Analysis: The majority held that Section 17 uses Marumakkathayam law only as a means of identifying a class of persons, and not as the governing rule of succession itself. Once a person fell within the class described by Section 17 as on the commencement of the Hindu Succession Act, 1956, subsequent abolition of the Marumakkathayam system did not destroy the applicability of Section 17. The Court rejected a broad application of the doctrine of incorporation by reference and held that the legal fiction in Section 17 was confined to identification of the relevant class.
Conclusion: Section 17 applied to the identified class notwithstanding the later abolition of Marumakkathayam law.
Issue (iii): Whether the abolition of the Marumakkathayam system affected the succession of persons dying after 1-12-1976.
Analysis: The majority held that persons living on 18-6-1956 and those born thereafter but before 1-12-1976, if they otherwise fell within the class described by Section 17, remained governed by that provision even if they died after 1-12-1976. However, persons born on or after 1-12-1976 could not be treated as persons who would have been governed by Marumakkathayam law, because no vestige of that system survived for them. On the facts, the deceased belonged to the class protected by Section 17, so her succession was governed by that section and not by Section 15.
Conclusion: The abolition Act did not displace Section 17 for the protected class, and the deceased's succession was governed by Section 17.

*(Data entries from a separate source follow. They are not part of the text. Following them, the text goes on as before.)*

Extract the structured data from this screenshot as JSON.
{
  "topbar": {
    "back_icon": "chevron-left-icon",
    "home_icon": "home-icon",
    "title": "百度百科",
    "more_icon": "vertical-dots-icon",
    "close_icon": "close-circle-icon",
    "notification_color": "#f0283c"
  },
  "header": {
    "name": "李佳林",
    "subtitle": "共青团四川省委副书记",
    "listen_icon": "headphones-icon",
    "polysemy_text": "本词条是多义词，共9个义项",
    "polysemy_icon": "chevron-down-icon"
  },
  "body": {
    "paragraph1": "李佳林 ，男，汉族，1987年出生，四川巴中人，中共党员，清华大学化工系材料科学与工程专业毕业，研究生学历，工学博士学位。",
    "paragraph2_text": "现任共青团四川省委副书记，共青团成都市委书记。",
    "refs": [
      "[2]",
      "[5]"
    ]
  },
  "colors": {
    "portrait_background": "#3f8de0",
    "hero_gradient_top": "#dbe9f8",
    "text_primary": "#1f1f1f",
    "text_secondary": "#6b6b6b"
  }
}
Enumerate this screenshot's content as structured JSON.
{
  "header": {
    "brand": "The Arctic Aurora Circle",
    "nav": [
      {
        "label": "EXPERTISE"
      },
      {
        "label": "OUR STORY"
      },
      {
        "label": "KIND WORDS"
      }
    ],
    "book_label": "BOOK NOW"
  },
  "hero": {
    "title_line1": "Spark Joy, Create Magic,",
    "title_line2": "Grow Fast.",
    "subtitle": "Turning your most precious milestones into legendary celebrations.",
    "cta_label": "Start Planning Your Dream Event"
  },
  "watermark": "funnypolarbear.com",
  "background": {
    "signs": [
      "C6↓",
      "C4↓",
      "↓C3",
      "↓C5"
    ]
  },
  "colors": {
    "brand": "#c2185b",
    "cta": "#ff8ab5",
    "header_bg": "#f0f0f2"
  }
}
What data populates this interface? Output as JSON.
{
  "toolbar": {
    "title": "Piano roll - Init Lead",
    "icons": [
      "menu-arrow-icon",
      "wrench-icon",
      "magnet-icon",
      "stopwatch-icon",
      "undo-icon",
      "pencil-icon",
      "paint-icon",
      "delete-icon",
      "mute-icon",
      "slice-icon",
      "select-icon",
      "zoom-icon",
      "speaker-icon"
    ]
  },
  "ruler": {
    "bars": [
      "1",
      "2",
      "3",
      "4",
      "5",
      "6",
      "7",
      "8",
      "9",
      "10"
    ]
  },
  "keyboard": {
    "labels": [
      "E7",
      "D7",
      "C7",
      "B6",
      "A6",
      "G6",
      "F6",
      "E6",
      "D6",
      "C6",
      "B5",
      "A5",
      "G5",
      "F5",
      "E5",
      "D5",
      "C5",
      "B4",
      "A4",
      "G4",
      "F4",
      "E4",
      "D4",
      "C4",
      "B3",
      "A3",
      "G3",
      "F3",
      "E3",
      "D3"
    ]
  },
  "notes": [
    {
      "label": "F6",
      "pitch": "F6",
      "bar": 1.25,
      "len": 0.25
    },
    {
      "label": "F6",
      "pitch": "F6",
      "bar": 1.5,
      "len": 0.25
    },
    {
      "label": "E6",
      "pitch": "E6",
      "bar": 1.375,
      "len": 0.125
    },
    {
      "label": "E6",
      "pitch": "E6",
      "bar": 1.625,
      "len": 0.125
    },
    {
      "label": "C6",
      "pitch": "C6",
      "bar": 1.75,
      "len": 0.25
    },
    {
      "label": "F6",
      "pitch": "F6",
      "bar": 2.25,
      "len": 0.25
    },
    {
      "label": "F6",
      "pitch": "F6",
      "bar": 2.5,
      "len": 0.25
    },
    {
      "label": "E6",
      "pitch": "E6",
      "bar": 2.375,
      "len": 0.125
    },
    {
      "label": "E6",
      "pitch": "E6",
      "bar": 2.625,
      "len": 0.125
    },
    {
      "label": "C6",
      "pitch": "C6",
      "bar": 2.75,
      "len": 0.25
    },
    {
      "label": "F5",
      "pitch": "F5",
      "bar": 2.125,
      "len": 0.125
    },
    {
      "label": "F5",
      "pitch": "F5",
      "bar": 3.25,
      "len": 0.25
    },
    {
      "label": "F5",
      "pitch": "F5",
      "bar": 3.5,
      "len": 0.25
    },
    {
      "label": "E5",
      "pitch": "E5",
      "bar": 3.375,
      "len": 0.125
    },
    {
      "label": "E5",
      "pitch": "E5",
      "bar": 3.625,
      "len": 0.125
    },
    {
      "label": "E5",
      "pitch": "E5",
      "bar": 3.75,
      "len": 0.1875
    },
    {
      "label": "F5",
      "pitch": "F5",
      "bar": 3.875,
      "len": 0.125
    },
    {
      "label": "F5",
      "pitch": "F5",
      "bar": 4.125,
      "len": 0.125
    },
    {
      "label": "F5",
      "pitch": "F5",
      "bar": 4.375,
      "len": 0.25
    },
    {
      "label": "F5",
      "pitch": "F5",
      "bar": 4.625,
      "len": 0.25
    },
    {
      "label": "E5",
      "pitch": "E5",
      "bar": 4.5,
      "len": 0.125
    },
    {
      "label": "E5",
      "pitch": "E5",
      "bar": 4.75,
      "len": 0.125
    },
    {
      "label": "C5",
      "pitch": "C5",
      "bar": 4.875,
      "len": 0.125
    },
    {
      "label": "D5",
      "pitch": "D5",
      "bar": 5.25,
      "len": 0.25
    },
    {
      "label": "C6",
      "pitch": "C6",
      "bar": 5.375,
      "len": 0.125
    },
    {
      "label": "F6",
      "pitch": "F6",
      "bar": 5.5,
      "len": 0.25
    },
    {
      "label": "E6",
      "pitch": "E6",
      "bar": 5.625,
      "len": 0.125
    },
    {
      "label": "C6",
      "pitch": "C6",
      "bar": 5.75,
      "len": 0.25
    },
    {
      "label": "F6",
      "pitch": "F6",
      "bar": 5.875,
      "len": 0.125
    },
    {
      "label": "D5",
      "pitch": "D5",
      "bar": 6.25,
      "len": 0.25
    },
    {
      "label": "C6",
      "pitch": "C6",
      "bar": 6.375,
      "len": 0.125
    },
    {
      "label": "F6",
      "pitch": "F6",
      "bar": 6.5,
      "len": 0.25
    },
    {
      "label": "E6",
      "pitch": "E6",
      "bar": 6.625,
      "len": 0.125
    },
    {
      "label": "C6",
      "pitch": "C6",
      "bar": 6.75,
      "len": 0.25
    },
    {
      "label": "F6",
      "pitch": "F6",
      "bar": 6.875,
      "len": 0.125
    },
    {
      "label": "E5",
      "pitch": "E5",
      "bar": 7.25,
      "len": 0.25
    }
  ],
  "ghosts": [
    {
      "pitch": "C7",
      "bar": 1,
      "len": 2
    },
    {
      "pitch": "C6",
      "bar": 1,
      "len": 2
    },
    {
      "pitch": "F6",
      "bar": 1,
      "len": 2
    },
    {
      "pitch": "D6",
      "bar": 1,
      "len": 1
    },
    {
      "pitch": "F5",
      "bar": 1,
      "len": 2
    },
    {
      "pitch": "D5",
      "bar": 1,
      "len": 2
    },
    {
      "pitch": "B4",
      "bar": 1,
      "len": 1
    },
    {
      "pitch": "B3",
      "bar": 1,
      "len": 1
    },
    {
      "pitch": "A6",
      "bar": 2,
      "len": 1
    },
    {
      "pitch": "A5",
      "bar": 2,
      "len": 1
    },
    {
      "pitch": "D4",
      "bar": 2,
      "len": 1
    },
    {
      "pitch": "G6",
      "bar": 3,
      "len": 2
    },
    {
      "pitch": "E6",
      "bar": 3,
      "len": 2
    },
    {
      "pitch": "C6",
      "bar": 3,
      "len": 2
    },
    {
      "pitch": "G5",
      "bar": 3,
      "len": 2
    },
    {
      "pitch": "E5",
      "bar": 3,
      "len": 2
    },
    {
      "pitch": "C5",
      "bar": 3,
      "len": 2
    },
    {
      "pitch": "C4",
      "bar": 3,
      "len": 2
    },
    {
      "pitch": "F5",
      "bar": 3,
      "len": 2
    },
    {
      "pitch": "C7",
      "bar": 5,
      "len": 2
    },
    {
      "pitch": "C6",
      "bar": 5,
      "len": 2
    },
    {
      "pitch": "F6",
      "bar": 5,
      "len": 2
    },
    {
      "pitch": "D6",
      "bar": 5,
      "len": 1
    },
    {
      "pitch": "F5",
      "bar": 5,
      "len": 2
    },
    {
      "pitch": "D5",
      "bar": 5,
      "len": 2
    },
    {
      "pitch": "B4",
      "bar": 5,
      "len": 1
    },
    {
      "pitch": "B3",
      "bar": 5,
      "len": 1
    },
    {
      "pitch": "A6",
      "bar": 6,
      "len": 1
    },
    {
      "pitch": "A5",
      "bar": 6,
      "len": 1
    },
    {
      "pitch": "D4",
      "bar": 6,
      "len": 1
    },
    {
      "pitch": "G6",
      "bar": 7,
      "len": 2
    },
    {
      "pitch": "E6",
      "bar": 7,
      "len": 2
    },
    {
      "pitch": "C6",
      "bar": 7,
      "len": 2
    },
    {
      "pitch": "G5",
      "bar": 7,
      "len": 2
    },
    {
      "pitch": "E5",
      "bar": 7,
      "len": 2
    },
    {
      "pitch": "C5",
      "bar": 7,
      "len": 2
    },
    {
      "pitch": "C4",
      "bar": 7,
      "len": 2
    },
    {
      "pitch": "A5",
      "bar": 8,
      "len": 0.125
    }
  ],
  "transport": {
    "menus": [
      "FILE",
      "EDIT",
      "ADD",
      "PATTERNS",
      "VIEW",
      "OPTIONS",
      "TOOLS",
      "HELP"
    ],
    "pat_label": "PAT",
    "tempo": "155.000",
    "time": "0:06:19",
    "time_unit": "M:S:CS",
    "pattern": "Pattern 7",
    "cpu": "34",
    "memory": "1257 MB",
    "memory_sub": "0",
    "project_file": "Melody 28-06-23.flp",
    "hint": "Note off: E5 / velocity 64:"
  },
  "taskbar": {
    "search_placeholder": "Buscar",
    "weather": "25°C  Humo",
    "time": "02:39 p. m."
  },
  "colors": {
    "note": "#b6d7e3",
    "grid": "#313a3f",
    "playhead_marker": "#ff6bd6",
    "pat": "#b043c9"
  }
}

Final Conclusion: The appeal succeeded because the deceased female's estate devolved under the special Marumakkathayam provision in the Hindu Succession Act, leaving the husband without a share and vesting succession in the mother and thereafter her heirs.
Ratio Decidendi: Where a statute uses an earlier personal law only to identify a class of persons and itself fixes the mode of succession, later abolition of that personal law does not affect the operation of the special succession provision for that identified class; the fiction created for identification cannot be extended to defeat the statutory scheme.